Donna Tartt's The Goldfinch comes in as a good read for me, and as I haven't yet read either of her earlier works, a good introduction to her earlier works. Although I thought some of the writing, particularly the descriptions of places and weather somewhat overblown, I still enjoyed the story.The plot centres on Theo's theft of a picture, The Goldfinch by Carl Fabritius, during a disaster in the Metroploitan Museum of Art in which his mother dies. Much of Theo's life after the death of his mother is concerned with his ideas of what to do with this beautiful little painting, as well as coming to terms with the loss of his mother. The story kept me engrossed as the characters who helped Theo, some almost despite themselves, were all fascinating although all were also flawed human beings, with their various weaknesses.
I have to add that I read both of these titles on my Kindle, which as it is a couple of years old, did nothing whatsoever for the illustrations in this last book.
One book I did read and enjoy as a printed book was Maureen Lee's Flora and Grace.
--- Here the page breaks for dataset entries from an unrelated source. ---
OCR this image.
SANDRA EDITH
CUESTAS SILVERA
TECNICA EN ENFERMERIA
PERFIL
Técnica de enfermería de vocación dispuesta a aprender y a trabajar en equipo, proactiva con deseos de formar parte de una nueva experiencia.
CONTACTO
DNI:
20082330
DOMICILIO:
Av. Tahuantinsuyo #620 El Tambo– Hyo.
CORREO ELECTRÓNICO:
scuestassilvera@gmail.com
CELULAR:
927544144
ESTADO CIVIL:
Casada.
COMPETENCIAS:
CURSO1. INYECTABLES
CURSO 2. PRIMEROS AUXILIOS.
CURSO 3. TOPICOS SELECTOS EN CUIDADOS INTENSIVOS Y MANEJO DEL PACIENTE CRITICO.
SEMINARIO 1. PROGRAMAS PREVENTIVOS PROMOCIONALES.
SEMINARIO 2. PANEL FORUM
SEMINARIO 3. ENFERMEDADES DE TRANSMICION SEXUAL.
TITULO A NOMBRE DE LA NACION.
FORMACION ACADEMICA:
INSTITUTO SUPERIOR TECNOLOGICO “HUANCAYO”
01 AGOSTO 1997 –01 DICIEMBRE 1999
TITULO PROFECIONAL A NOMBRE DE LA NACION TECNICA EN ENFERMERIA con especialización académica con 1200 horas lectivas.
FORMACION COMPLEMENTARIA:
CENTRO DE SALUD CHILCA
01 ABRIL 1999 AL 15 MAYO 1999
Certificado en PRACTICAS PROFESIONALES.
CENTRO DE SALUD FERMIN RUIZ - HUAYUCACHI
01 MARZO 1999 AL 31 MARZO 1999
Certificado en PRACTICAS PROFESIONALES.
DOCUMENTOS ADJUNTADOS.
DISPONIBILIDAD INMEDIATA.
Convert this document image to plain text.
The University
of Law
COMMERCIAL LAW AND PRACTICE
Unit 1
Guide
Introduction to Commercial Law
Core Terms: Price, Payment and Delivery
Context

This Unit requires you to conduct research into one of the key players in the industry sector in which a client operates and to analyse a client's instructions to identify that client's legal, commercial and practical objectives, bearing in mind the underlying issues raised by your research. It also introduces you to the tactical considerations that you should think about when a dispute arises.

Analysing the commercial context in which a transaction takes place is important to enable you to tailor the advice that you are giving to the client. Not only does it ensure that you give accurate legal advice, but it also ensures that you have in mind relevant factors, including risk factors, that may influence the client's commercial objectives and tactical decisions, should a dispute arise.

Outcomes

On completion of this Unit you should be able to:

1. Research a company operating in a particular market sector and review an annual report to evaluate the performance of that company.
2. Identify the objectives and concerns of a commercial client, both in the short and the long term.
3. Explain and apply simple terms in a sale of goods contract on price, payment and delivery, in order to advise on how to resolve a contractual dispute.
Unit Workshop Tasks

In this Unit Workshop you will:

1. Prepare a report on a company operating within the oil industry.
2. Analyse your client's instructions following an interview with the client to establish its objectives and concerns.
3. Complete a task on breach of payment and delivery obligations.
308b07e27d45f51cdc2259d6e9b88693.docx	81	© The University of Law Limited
I don't remember reading any of Maureen Lee's many other titles, but this one was an easy and enjoyable read, fairly light despite some of the themes it encompasses. Flora, a 17 year old orphan, has been sent to a small school in Switzerland, and one beautiful spring day during the war, is standing at the local station when a train rumbles slowly through. Flora hears groans and moans and realises there are people inside. Suddenly an infant is thrust from one of the trucks to her, and she hears the plea. "Take him. His name is Simon" and Flora is left holding the baby as the train continues its journey. The plot then follows Flora's life as she eventually returns to England together with Simon, to her aunt, who had placed her in the Swiss school.